Il est constant (arrêt Cour de cassation, 2ème Civ. 19 février 2015, pourvoi n° 14-12.434) que l'irrégularité d'un acte de signification n'emporte pas de manière automatique son anéantissement s'agissant d'une nullité de forme laquelle suppose la démonstration d'un grief qui n'est pas caractérisé au cas d'espèce, Mme [Z] [I] née [L] ayant en effet pu valablement contester la mesure d'exécution dans les délais impartis devant le juge de l'exécution.
Dans ces conditions, c'est à juste titre que le jugement déféré a rejeté l'exception de nullité de l'acte de dénonciation .
Il résulte de l'article R. 211-1 du code des procédures civiles d'exécution que lorsqu'un acte de saisie-attribution est délivré sur le fondement de plusieurs titres exécutoires, constatant des créances distinctes, l'acte de saisie doit, en application de l'article R. 211-1, 3°, du code des procédures civiles d'exécution, contenir un décompte distinct en principal, frais et intérêts échus pour chacun d'eux.
Mme [I] née [L] prétend que le décompte produit pour chaque titre exécutoire étant insuffisant, la saisie-attribution pratiquée le 29 juin 2022 encourt la nullité.
La cour relève que le décompte pour chaque titre exécutoire figure dans le procès-verbal de saisie-attribution dont une copie a été remise à la débitrice. Dans ces conditions, l'exception de nullité de l'acte de saisie-attribution sera rejetée.

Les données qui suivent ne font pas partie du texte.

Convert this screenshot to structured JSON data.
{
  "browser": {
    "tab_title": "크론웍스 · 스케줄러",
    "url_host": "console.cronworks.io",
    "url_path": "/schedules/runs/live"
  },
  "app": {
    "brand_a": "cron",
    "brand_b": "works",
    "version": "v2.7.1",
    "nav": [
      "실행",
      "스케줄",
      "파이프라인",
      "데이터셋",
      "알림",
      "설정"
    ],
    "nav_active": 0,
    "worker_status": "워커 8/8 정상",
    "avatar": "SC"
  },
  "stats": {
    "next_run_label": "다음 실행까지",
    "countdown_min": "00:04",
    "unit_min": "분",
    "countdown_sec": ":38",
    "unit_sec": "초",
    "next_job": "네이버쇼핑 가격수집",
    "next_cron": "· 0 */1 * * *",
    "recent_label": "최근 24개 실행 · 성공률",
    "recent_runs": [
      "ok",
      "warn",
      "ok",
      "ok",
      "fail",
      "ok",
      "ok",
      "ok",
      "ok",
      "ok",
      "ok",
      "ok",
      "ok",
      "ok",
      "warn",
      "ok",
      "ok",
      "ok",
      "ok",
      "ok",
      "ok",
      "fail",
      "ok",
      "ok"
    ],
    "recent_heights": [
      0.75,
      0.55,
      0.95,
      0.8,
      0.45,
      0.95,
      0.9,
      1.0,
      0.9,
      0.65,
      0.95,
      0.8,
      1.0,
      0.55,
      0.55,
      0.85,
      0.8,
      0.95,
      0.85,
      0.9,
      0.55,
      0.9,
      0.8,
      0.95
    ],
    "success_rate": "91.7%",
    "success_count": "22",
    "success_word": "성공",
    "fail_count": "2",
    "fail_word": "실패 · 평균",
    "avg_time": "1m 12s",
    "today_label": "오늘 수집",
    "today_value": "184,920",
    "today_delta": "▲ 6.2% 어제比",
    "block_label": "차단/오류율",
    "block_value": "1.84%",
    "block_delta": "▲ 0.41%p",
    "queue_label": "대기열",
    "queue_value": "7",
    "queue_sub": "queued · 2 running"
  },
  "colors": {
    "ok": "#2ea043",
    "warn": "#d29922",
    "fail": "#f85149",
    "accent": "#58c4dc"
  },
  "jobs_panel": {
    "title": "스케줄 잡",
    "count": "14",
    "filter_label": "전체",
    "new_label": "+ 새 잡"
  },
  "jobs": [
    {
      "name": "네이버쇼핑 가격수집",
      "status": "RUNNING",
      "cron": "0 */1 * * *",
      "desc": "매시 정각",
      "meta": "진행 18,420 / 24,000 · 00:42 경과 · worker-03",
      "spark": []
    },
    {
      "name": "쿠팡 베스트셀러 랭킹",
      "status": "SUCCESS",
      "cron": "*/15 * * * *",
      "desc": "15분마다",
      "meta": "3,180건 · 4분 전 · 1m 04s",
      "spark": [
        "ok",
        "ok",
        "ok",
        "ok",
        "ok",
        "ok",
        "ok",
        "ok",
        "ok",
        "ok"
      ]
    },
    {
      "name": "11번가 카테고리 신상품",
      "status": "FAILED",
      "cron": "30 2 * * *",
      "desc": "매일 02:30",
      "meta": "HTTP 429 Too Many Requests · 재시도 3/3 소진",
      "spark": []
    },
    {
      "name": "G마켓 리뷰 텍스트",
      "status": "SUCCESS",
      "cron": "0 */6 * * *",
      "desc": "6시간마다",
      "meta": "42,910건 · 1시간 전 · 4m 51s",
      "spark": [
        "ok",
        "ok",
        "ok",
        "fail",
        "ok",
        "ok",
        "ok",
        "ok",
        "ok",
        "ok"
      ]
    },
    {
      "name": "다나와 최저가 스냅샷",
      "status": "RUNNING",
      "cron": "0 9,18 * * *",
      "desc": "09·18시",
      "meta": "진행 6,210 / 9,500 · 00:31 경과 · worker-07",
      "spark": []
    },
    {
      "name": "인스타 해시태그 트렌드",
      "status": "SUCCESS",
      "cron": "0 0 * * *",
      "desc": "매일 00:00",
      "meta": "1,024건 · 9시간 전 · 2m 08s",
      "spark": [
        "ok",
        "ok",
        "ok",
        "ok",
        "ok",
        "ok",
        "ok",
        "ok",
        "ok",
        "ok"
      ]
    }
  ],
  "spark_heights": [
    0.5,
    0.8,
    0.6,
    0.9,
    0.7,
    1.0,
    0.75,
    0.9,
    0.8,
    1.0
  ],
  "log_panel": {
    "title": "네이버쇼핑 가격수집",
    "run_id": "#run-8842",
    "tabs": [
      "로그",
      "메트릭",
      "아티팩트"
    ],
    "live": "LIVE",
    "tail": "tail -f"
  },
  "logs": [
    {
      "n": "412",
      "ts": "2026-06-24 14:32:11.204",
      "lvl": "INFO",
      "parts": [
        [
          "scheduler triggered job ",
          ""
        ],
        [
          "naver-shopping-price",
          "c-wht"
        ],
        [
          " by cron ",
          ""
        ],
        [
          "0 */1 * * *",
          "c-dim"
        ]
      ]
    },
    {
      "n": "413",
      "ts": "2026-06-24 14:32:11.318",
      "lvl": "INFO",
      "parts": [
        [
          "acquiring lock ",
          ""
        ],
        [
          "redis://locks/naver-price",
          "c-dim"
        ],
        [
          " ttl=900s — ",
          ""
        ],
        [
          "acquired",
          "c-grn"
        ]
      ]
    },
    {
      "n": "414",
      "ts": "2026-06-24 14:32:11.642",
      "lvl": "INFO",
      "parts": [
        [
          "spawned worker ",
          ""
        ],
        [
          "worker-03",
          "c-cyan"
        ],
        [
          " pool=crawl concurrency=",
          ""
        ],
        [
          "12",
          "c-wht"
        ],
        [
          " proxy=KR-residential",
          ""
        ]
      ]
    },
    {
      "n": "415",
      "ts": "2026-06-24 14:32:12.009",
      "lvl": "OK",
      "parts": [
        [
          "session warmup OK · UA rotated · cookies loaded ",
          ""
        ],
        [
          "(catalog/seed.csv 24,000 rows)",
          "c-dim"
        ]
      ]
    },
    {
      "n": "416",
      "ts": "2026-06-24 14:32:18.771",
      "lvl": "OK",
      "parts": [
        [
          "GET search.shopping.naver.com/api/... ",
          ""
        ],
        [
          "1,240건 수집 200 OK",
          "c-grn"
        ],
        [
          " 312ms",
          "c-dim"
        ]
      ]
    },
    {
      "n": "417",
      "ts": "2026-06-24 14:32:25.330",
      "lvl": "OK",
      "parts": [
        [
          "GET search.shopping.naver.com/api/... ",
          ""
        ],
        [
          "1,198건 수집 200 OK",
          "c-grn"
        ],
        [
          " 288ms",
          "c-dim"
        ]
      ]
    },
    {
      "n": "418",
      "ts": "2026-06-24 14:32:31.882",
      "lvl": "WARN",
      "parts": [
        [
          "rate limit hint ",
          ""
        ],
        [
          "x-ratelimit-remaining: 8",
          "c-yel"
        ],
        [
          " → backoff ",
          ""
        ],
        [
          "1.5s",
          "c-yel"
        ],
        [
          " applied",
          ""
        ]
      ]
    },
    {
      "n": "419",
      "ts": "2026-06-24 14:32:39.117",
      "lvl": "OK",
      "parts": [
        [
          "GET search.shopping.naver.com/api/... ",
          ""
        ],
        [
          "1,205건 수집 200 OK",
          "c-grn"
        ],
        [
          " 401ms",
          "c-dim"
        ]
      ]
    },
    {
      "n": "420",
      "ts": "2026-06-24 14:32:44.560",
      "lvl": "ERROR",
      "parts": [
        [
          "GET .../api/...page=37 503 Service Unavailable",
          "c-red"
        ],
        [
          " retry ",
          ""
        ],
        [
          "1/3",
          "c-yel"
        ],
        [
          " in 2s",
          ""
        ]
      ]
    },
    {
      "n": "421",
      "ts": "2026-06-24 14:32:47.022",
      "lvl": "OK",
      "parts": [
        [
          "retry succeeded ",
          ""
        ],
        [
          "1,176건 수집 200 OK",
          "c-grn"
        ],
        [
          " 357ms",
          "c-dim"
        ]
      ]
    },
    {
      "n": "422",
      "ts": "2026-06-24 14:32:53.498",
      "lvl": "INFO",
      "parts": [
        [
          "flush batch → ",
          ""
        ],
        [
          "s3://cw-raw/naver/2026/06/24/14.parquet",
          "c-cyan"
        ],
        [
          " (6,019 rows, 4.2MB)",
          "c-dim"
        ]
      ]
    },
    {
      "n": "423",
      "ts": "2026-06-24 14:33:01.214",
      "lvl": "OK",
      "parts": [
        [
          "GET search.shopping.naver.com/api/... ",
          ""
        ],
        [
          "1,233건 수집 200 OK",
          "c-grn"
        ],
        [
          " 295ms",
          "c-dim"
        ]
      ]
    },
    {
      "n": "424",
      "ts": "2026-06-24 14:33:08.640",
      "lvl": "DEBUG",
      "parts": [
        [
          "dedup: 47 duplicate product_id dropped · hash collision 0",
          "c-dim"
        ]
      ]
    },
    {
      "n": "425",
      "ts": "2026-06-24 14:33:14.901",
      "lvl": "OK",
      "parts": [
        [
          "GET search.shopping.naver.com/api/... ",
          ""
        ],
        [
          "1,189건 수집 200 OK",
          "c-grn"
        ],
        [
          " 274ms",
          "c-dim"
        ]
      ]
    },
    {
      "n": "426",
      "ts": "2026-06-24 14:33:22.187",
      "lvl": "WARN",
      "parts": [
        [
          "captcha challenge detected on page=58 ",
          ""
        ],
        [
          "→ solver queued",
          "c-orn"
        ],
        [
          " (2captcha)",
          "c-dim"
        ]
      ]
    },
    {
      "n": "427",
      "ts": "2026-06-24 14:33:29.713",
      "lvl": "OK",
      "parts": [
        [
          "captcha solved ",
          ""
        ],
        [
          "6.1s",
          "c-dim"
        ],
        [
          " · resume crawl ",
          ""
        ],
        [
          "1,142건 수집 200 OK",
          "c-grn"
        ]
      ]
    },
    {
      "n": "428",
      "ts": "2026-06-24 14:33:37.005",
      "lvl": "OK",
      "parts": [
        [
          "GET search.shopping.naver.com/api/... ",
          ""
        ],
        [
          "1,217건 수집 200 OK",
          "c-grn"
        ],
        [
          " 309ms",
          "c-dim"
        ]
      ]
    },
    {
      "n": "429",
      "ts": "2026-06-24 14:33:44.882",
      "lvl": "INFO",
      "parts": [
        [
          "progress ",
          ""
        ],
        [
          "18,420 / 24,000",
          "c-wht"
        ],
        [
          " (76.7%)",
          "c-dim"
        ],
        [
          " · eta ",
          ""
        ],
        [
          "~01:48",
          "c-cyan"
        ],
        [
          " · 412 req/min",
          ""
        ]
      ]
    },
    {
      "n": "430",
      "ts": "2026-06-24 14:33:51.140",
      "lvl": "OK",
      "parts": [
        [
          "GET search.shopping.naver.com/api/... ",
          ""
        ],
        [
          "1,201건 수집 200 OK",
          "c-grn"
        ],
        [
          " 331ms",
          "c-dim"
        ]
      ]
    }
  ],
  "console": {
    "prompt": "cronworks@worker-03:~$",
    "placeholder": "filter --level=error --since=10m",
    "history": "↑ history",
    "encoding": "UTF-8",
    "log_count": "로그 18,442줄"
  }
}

En conséquence, le jugement de première instance sera confirmé en ce qu'il a déclaré régulière la saisie-attribution pratiquée le 29 juin 2022 par la SCP Michel et Abautret, huissiers de justice associés à Fort de France, à la demande de M. [C] [F], sur les comptes de Mme [Z] [L] épouse [I], entre les mains du Crédit Mutuel CCM Fort de France Centre, pour obtenir le paiement de la somme de 19. 697,54 euros en vertu d'un arrêt rendu le 05 février 2019 par la cour d'appel de Fort de France et d'un arrêt rendu le 24 septembre 2020 par la Cour de cassation, à elle dénoncée suivant exploit en date du 7 juillet 2022.
L'article 1240 du code civil, dispose: «Tout fait quelconque de l'homme, qui cause à autrui un dommage, oblige celui par la faute duquel il est arrivé à le réparer».
Il incombe aux parties qui sollicitent l'octroi de dommages-intérêts d'établir que le responsable de leur préjudice a commis une faute faisant dégénérer son droit fondamental d'agir en justice en abus.
En l'espèce, l'exercice de l'action de l'appelante ne présente aucun caractère fautif. En conséquence, en l'absence de preuve d'une faute commise par Mme [Z] [I] née [L], il convient de rejeter la demande de dommages-intérêts formée par M. [C] [F]. Le jugement de première instance sera confirmé sur ce point.
Les frais irrépétibles alloués à M. [C] [F] en première instance seront confirmés et il lui sera alloué la somme de 3.500 euros au titre des frais irrépétibles dans le cadre de la procédure d'appel.
Succombant, Mme [Z] [I] née [L] sera condamnée aux dépens.
PAR CES MOTIFS
La cour,
Statuant par arrêt contradictoire et par mise à disposition au greffe,
CONFIRME le jugement rendu le 17 janvier 2023 dans toutes ses dispositions dont appel ;
Y ajoutant,
DÉBOUTE les parties de leurs plus amples demandes ;
CONDAMNE Mme [Z] [I] née [L] à payer à M. [C] [F] la somme de 3.500 euros sur le fondement des dispositions de l'article 700 du code de procédure civile ;
CONDAMNE Mme [Z] [I] née [L] aux dépens de la présente instance.
Signé par Mme Nathalie RAMAGE, Président de chambre et Mme Béatrice PIERRE-GABRIEL, Greffière, lors du prononcé à laquelle la minute a été remise.